Para essa campanha contra a China, o misógino, homofóbico e fascista Trump, usando da habitual batota da extrema direita, vai fazendo boa-muxima a Vladimir Putin com o qual tem maior proximidade política do que com o seu antecessor, o democrata Joe Biden ou com a qualquerizada Europa.
Ainda no quadro da indisfarçável estratégia, Washington objectivamente empenha-se em tentar separar a Rússia da China de Xi Jinping, que ao longo dos três anos da guerra na Ucrânia se afirmou como parceiro leal e solidário de Moscovo.
O desentendimento sino-russo, provocaria a inevitável cisão nos BRICS, que representa 40% da população e 27% do PIB mundiais e que se prepara para lançar a sua própria moeda, uma séria ameaça ao dólar americano.
Tanto a nível bilateral como multilateral, nomeadamente no Conselho de Segurança da ONU, onde Pequim nunca apoiou as resoluções de condenação da Rússia pela agressão à Ucrânia, ou nos BRICS, em que ambos são estruturantes, as relações sino-russas hoje mostram solidez e provam que a crise sino-soviética da segunda metade do século XX está enterrada.
Enquanto isso, internamente, o quase-imperador mundial, em acelerado passo para a destruição da América e do seu modus vivendi, também opta por limitar a liberdade de imprensa.
Proibiu, por tempo indeterminado, a entrada de jornalistas da agência noticiosa norte-americana Associated Press (AP) na Sala Oval e no Air Force One por terem utilizado a designação mundial Golfo do México em vez de "Golfo da América", inventada por Trump.
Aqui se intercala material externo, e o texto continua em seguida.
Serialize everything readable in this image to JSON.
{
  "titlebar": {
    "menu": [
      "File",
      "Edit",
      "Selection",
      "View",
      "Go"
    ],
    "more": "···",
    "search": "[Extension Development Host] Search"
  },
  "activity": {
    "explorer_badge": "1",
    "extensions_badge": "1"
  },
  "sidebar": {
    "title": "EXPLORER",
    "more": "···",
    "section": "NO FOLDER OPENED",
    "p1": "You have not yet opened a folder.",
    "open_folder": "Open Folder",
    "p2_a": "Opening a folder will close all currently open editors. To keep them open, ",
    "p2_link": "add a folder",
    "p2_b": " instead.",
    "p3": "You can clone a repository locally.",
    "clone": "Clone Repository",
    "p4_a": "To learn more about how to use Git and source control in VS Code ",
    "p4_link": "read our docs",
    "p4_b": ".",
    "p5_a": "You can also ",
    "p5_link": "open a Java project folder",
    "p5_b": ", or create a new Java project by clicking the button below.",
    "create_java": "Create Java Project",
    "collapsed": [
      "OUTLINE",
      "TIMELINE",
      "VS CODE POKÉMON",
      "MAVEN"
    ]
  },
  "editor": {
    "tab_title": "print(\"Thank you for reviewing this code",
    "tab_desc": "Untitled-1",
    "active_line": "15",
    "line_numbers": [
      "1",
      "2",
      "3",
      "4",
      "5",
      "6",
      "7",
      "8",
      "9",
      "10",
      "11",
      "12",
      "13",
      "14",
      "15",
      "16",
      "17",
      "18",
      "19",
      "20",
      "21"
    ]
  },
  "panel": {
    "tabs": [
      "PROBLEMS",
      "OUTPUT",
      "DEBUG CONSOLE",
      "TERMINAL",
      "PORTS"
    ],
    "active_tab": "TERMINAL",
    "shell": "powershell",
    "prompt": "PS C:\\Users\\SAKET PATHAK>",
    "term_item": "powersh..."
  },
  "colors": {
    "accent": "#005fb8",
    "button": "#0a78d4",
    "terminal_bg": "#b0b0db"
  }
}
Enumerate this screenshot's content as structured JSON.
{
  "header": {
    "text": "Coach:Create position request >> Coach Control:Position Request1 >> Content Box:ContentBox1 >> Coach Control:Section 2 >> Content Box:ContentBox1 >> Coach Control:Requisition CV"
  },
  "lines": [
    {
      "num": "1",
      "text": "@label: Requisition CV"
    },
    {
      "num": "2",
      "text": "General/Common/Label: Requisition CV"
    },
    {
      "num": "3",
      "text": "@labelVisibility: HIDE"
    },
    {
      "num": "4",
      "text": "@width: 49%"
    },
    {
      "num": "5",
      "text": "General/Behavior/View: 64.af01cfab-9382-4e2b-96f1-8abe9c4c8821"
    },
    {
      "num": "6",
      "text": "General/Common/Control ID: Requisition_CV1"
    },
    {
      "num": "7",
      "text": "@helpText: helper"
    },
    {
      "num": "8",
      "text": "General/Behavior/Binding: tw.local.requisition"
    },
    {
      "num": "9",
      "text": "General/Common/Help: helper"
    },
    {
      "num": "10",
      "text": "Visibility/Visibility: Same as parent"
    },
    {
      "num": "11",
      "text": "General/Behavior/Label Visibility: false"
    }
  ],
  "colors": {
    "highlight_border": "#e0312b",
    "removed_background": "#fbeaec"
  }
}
Igualmente, desencadeou purgas em diversos departamentos da Administração, incluindo no Pentágono, de onde demitiu o chefe de Estado Maior das Forças Armadas para travar as políticas de inclusão e diversidade entre os militares.
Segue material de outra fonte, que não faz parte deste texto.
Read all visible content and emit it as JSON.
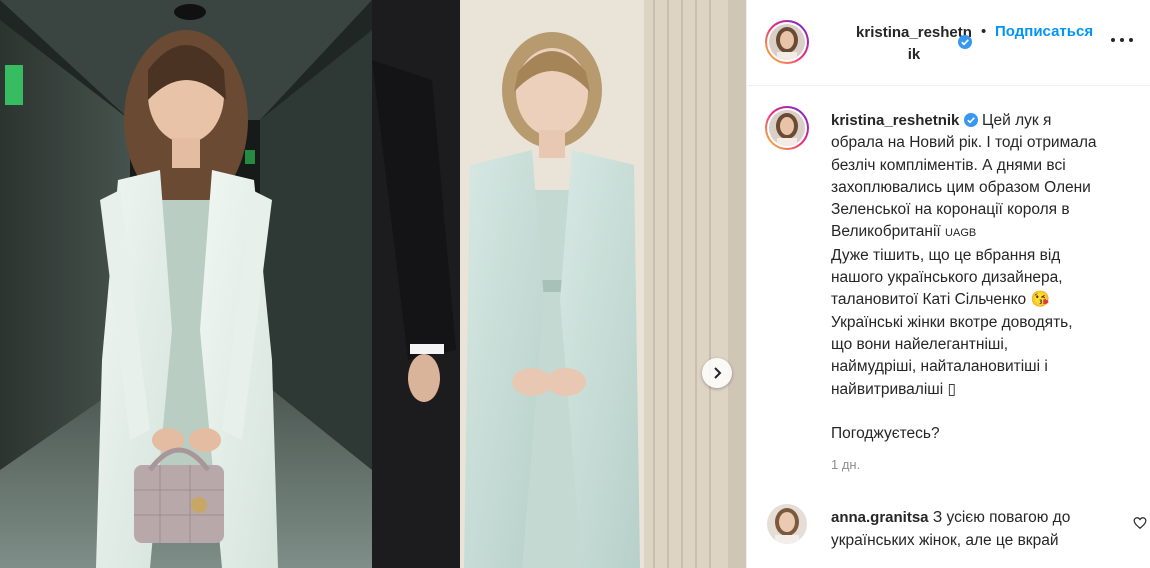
{
  "header": {
    "username_line1": "kristina_reshetn",
    "username_line2": "ik",
    "separator": "•",
    "follow_label": "Подписаться"
  },
  "caption": {
    "username": "kristina_reshetnik",
    "text_lines": [
      "Цей лук я",
      "обрала на Новий рік. І тоді отримала",
      "безліч компліментів. А днями всі",
      "захоплювались цим образом Олени",
      "Зеленської на коронації короля в",
      "Великобританії"
    ],
    "tag": "UAGB",
    "text_lines_2": [
      "Дуже тішить, що це вбрання від",
      "нашого українського дизайнера,",
      "талановитої Каті Сільченко"
    ],
    "emoji": "😘",
    "text_lines_3": [
      "Українські жінки вкотре доводять,",
      "що вони найелегантніші,",
      "наймудріші, найталановитіші і",
      "найвитриваліші"
    ],
    "box_glyph": "▯",
    "question": "Погоджуєтесь?",
    "time": "1 дн."
  },
  "comment": {
    "username": "anna.granitsa",
    "text_line1": "З усією повагою до",
    "text_line2": "українських жінок, але це вкрай"
  },
  "icons": {
    "verified": "verified-badge-icon",
    "more": "more-options-icon",
    "next": "chevron-right-icon",
    "like": "heart-icon"
  },
  "colors": {
    "link_blue": "#0095f6",
    "verified_blue": "#3897f0",
    "text": "#262626",
    "muted": "#8e8e8e"
  }
}
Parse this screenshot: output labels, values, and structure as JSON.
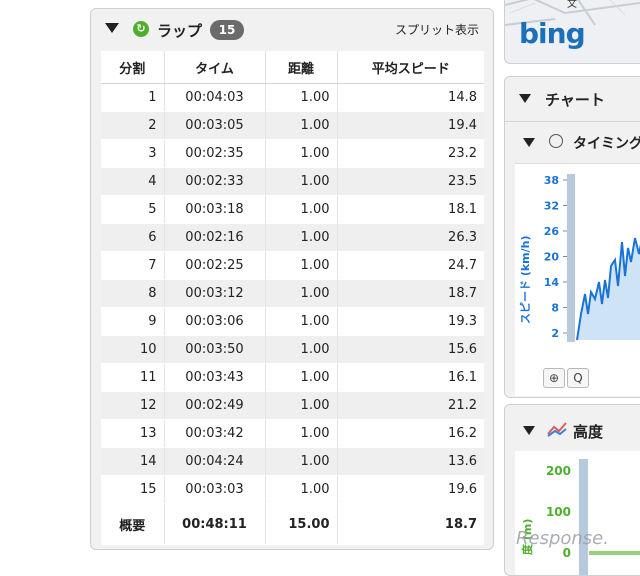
{
  "laps": {
    "title": "ラップ",
    "count": "15",
    "split_link": "スプリット表示",
    "columns": [
      "分割",
      "タイム",
      "距離",
      "平均スピード"
    ],
    "rows": [
      [
        "1",
        "00:04:03",
        "1.00",
        "14.8"
      ],
      [
        "2",
        "00:03:05",
        "1.00",
        "19.4"
      ],
      [
        "3",
        "00:02:35",
        "1.00",
        "23.2"
      ],
      [
        "4",
        "00:02:33",
        "1.00",
        "23.5"
      ],
      [
        "5",
        "00:03:18",
        "1.00",
        "18.1"
      ],
      [
        "6",
        "00:02:16",
        "1.00",
        "26.3"
      ],
      [
        "7",
        "00:02:25",
        "1.00",
        "24.7"
      ],
      [
        "8",
        "00:03:12",
        "1.00",
        "18.7"
      ],
      [
        "9",
        "00:03:06",
        "1.00",
        "19.3"
      ],
      [
        "10",
        "00:03:50",
        "1.00",
        "15.6"
      ],
      [
        "11",
        "00:03:43",
        "1.00",
        "16.1"
      ],
      [
        "12",
        "00:02:49",
        "1.00",
        "21.2"
      ],
      [
        "13",
        "00:03:42",
        "1.00",
        "16.2"
      ],
      [
        "14",
        "00:04:24",
        "1.00",
        "13.6"
      ],
      [
        "15",
        "00:03:03",
        "1.00",
        "19.6"
      ]
    ],
    "summary": [
      "概要",
      "00:48:11",
      "15.00",
      "18.7"
    ]
  },
  "map": {
    "provider": "bing",
    "marker": "文"
  },
  "chart_panel": {
    "title": "チャート"
  },
  "timing": {
    "title": "タイミング",
    "ylabel": "スピード (km/h)",
    "ticks": [
      "38",
      "32",
      "26",
      "20",
      "14",
      "8",
      "2"
    ],
    "zoom_in": "⊕",
    "zoom_out": "Q"
  },
  "altitude": {
    "title": "高度",
    "ylabel": "度 (m)",
    "ticks": [
      "200",
      "100",
      "0"
    ]
  },
  "watermark": "Response.",
  "colors": {
    "speed_line": "#1a73d9",
    "speed_fill": "#cfe3f7",
    "axis_speed": "#1a73d9",
    "axis_alt": "#4caf2d",
    "badge": "#6b6b6b"
  }
}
Moscovo pode confiar num adversário instável que aparentemente lhe oferece numa bandeja de prata a capitulação da Ucrânia em troca de um laissez-faire e laissez-passer de destruição para a subjugação do mundo inteiro?
Derrotada da Guerra-Fria, a herdeira da União Soviética certamente sabe que trocar Pequim por Washington seria, por um lado, uma aposta arriscada, e por outro, mais uma derrota de repercussões inimagináveis para Moscovo e o Mundo.